Mas, de vez em quando, por razões que não se entende bem, a luz da alegria se apaga. O mundo inteiro fica sombrio e pesado. Vem a tristeza. As linhas do rosto ficam verticais, dominadas pelas forças do peso que fazem afundar. Os sentidos se tornam indiferentes a tudo. O mundo se torna uma pasta pegajosa e escura. É a depressão. O que o deprimido deseja é perder a consciência de tudo para parar de sofrer. E vem o desejo do grande sono sem retorno.

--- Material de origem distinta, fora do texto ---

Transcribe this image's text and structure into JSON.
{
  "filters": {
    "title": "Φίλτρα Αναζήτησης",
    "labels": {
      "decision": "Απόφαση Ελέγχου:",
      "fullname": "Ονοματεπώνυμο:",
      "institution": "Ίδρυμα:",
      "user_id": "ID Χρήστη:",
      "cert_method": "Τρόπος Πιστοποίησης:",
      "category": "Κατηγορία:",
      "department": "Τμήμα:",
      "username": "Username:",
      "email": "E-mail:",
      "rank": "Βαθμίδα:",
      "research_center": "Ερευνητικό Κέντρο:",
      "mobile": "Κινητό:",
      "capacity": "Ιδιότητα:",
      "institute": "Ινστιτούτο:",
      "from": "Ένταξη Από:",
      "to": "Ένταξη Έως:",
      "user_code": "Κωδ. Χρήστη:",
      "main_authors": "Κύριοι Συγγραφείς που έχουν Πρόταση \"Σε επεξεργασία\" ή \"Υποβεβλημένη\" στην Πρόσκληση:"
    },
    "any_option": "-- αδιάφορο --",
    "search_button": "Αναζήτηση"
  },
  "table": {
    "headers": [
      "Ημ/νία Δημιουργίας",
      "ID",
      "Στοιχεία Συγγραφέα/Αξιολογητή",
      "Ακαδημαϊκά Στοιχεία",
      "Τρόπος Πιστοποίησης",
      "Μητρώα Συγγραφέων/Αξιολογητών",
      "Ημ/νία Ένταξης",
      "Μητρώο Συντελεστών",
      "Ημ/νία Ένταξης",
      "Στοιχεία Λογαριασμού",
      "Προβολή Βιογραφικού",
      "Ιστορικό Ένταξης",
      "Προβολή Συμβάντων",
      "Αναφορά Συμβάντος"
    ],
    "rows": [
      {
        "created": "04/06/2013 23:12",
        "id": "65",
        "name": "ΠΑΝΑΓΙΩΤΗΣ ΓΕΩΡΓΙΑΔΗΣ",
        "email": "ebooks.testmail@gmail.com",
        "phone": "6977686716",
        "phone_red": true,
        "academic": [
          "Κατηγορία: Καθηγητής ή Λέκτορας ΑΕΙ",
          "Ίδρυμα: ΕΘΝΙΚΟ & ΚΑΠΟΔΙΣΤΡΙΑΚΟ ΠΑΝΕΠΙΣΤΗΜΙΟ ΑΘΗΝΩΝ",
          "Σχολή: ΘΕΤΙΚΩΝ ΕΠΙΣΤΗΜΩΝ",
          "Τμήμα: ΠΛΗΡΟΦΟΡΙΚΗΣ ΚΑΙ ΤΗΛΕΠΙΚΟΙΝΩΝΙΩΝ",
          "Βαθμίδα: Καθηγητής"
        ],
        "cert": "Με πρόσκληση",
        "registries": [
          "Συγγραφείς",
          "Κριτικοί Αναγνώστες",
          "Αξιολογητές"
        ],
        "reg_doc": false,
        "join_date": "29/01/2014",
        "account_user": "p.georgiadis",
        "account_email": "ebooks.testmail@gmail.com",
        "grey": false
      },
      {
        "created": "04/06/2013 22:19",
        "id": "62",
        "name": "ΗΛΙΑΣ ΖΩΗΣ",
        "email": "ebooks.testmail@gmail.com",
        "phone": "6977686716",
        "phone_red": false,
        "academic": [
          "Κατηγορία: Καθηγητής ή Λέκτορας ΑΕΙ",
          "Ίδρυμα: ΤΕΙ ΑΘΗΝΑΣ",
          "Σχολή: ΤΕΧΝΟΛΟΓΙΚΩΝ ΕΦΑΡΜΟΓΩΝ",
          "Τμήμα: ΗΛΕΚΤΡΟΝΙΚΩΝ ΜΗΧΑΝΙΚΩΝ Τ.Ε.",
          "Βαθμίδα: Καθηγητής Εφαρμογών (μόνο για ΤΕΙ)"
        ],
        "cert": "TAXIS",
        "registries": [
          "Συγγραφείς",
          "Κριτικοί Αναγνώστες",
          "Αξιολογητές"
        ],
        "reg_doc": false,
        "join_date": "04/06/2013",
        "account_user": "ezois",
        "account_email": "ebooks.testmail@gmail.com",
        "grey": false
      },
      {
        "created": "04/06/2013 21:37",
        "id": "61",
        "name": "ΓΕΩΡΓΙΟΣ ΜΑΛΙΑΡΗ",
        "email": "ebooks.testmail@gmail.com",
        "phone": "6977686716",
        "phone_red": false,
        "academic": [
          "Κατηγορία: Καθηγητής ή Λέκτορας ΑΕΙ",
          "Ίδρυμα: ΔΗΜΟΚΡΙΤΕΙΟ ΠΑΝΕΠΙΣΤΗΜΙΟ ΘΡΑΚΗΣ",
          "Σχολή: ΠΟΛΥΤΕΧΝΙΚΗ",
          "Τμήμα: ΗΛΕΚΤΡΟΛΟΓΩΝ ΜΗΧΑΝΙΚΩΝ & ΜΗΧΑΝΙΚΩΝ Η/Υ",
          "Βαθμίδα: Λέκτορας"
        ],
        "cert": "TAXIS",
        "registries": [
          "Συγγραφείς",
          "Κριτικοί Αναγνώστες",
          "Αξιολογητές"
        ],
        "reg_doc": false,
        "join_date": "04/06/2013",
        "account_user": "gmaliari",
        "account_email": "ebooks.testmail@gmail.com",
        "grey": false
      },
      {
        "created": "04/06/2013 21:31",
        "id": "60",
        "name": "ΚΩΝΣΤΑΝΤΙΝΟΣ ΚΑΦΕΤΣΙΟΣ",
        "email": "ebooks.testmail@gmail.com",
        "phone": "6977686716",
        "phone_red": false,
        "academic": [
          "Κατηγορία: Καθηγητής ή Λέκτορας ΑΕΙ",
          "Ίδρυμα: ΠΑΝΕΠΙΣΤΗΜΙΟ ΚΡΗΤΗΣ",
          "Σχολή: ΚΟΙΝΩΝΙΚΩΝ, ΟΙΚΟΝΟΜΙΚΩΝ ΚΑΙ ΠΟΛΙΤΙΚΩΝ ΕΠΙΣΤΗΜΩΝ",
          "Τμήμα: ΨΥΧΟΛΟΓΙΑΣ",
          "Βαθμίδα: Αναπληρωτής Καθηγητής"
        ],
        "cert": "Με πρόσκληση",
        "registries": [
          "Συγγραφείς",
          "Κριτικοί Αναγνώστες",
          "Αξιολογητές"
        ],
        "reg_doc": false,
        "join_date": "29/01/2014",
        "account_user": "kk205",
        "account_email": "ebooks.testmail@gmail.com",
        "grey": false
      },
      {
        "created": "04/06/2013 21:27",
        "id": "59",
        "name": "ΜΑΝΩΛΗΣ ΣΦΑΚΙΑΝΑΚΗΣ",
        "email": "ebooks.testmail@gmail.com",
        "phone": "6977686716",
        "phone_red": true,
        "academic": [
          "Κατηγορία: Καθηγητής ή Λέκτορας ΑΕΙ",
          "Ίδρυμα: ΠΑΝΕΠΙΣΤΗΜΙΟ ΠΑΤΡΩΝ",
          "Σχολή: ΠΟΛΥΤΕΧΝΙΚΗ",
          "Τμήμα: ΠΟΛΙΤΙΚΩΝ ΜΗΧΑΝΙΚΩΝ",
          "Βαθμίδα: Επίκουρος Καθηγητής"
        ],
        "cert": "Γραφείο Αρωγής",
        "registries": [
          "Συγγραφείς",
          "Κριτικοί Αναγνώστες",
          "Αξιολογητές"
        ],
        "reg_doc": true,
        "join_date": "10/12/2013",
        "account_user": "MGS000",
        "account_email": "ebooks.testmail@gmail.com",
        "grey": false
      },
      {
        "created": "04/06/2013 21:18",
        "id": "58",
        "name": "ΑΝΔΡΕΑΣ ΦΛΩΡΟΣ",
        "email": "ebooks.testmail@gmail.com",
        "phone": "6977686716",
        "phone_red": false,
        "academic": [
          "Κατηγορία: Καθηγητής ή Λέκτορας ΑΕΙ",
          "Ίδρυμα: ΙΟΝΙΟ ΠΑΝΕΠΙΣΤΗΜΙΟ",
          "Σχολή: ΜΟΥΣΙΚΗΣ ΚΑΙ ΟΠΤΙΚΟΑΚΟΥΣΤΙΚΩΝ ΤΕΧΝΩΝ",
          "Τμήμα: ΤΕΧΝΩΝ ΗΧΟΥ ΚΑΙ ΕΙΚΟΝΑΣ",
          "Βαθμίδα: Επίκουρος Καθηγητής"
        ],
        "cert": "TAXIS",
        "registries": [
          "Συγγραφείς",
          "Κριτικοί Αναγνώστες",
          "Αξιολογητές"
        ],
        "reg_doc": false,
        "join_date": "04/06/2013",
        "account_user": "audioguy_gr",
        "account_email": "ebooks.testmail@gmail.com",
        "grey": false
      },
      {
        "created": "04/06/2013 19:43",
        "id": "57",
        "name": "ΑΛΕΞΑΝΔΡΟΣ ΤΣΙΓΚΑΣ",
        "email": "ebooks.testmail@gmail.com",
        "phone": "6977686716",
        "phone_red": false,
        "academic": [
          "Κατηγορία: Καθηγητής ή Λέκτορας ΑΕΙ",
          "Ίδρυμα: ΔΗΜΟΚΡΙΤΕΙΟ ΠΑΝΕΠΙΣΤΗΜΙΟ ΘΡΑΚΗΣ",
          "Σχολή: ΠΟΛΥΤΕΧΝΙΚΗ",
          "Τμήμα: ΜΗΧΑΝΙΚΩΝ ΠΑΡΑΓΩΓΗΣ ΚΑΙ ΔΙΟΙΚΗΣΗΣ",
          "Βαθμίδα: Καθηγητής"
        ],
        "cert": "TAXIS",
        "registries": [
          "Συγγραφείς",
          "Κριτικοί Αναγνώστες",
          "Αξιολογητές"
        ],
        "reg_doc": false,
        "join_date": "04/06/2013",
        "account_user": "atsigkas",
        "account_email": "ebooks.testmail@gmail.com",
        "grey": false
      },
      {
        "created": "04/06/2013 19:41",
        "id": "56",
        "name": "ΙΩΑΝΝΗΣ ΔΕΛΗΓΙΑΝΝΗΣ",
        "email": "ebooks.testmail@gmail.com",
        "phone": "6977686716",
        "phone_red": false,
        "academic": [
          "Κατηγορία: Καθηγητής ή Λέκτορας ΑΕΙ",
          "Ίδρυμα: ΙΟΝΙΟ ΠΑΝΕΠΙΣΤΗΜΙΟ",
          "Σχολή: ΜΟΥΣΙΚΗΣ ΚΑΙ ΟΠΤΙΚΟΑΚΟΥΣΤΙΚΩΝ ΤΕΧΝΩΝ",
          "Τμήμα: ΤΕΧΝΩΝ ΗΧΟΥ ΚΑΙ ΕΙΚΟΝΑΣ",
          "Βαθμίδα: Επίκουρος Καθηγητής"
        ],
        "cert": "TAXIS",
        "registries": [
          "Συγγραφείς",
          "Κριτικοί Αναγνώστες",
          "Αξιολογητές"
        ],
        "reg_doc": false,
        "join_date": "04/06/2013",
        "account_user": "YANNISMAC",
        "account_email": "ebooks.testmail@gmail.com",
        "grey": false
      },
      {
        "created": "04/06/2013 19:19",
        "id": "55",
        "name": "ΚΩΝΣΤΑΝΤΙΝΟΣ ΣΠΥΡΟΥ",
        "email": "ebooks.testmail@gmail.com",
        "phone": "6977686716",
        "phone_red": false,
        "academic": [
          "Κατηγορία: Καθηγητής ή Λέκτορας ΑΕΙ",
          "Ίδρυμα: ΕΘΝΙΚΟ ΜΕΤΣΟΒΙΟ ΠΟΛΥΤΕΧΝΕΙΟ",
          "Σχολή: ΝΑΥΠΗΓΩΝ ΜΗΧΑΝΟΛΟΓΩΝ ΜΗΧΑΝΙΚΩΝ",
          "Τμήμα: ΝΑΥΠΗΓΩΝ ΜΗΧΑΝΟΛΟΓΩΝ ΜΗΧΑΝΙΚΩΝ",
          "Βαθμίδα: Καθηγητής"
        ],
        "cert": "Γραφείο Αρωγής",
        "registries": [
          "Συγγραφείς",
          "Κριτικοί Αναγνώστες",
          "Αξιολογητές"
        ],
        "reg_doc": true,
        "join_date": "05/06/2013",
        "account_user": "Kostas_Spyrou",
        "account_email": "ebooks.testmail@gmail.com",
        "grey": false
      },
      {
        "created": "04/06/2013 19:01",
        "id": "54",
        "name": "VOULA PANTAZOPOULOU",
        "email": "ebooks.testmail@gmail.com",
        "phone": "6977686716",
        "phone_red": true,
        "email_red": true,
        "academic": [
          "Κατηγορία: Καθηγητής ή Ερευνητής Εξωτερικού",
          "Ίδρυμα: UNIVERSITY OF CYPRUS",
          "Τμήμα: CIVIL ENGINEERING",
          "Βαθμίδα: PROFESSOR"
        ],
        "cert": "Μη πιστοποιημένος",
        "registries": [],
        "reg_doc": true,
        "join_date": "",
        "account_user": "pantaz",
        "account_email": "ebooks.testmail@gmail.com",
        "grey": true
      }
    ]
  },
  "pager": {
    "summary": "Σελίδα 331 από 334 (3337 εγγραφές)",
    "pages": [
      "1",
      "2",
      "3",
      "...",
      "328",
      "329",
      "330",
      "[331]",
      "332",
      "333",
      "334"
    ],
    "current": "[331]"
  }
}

Antigamente, sem saber o que fazer, os médicos prescreviam viagens, achando que cenários novos seriam uma boa distração da tristeza. Eles não sabiam que é inútil viajar para outros lugares se não conseguimos desembarcar de nós mesmos. Os tolos tentam consolar. Argumentam apontando para as razões para estar alegre: o  mundo é tão bonito... Isso só contribui para aumentar a tristeza. As músicas doem. Os poemas fazem chorar. A TV irrita. Mas o  mais insuportável de tudo são os risos dos outros que mostram que o deprimido está num purgatório do qual não vê saída. Nada vale a pena.

E uma sensação física estranha faz morada no peito, como se um polvo o apertasse. Ou esse aperto seria produzido por um vácuo interior? É Thanatos fazendo o seu trabalho. Por que quando a alegria se vai ela entra...Os médicos dizem que a alegria e a depressão são formas sensíveis que tomam os equilíbrios e os desequilíbrios da química que controla o corpo. Que coisa mais curiosa: que a alegria e a tristeza sejam máscaras da química! O corpo é muito misterioso...

Ai, de repente, sem anunciar, ao acordar de manhã, percebe-se que o mundo está de novo colorido e cheio de bolhas translúcidas de sabão... A alegria voltou!